Reputation: 3184
I'm writing an asyncio script to retrieve stock bars data from Interactive Brokers via the ib_insync library.
While I have the script working, the performance is similar to a serial script. I was hoping to see a drastic improvement in speed. This code will be used in production.
I am new to asyncio and feel like I'm missing an important element. Below is the full script. Would very much appriciate assistance in speeding this up. Thanks.
import asyncio
import ib_insync as ibi
import nest_asyncio
import pandas as pd
nest_asyncio.apply()
class App:
async def run(self, symbols):
print(f"1 start run: {symbols}")
self.ib = ibi.IB()
with await self.ib.connectAsync("127.0.0.1", "****", clientId="****"):
contracts = [ibi.Stock(symbol, "SMART", "USD") for symbol in symbols]
bars_dict = dict()
print(f"2 start loop: {symbols}")
for contract in contracts:
bars = await self.ib.reqHistoricalDataAsync(
contract,
endDateTime="",
durationStr="1 M",
barSizeSetting="1 day",
whatToShow="ADJUSTED_LAST",
useRTH=True,
)
# Convert to dataframes.
bars_dict[contract.symbol] = ibi.util.df(bars)

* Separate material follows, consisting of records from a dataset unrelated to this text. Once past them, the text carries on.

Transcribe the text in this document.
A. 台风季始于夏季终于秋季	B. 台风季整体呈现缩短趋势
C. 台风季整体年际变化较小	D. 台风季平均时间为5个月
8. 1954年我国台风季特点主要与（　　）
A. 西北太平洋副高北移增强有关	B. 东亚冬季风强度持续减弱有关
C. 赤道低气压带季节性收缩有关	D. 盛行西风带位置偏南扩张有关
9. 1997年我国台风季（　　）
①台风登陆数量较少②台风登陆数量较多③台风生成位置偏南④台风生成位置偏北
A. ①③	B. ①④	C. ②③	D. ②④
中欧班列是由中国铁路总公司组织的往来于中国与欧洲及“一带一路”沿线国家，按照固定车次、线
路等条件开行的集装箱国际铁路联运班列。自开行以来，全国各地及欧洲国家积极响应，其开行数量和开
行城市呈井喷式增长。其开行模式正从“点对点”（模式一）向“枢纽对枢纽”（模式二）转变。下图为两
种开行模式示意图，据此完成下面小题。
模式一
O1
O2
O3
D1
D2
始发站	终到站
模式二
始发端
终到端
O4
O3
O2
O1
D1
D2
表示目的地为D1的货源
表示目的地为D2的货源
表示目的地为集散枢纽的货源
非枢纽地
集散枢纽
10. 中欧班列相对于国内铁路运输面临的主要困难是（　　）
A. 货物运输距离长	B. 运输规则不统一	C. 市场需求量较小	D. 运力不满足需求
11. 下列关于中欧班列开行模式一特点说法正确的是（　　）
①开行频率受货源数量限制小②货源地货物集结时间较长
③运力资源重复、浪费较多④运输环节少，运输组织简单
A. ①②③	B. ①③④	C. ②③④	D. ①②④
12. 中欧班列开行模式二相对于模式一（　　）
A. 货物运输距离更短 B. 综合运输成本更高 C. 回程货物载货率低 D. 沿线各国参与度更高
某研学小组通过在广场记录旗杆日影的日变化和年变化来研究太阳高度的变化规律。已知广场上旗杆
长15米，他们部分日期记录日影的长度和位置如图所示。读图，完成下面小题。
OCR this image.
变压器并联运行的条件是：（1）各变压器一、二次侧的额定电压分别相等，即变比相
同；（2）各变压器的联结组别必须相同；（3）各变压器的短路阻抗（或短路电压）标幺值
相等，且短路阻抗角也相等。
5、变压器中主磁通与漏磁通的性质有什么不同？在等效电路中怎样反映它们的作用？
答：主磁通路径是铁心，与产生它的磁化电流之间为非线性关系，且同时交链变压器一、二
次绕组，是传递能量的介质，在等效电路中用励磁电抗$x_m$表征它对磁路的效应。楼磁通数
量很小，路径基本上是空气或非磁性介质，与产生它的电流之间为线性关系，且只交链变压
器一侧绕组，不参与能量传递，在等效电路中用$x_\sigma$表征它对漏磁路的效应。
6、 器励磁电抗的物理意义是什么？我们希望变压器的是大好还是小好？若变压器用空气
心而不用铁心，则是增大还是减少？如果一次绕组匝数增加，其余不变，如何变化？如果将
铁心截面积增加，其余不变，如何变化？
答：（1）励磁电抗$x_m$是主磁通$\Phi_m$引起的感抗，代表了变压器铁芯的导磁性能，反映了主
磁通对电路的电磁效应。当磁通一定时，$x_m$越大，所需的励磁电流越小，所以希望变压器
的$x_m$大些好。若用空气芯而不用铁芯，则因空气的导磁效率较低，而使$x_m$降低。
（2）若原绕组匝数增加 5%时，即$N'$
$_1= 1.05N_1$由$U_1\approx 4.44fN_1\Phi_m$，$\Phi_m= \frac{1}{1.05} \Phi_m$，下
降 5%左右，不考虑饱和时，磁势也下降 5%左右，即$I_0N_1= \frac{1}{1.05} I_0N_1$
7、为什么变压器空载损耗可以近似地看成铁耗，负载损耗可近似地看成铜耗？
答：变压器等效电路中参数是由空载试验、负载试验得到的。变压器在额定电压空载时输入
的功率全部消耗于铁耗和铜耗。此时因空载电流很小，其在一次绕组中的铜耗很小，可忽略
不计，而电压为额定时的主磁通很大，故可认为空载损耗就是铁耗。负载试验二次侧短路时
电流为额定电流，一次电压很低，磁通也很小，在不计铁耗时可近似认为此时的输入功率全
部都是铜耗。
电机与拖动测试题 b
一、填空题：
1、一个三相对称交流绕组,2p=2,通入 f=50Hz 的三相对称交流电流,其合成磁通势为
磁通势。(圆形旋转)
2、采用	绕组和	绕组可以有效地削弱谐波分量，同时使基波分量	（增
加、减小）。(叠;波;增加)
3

print(f"3 End bars: {symbols}")
return bars_dict
async def main(self):
res = await asyncio.gather(self.run(self.sp500(0, 100)))
return res
def stop(self):
self.ib.disconnect()
def sp500(self, start=None, end=10):
payload = pd.read_html(
"https://en.wikipedia.org/wiki/List_of_S%26P_500_companies"
)
first_table = payload[0]
sp500 = first_table["Symbol"].sort_values().to_list()
return sp500[start:end]
if __name__ == "__main__":
import time
start = time.time()
app = App()
try:
print(f"START CALL")
res = asyncio.run(app.main())
print(f"END CALL")
except (KeyboardInterrupt, SystemExit):
app.stop()
for ticker, bars in res[0].items():
print(f"{ticker}\n{bars}")
print(f"Total time: {(time.time() - start)}")
Upvotes: 2
Views: 249
Reputation: 154876
Your script is running in sequence. The call to asyncio.gather()
in main
is useless because it is invoked with just one coroutine. You're supposed to call it with multiple coroutines to have them run in parallel.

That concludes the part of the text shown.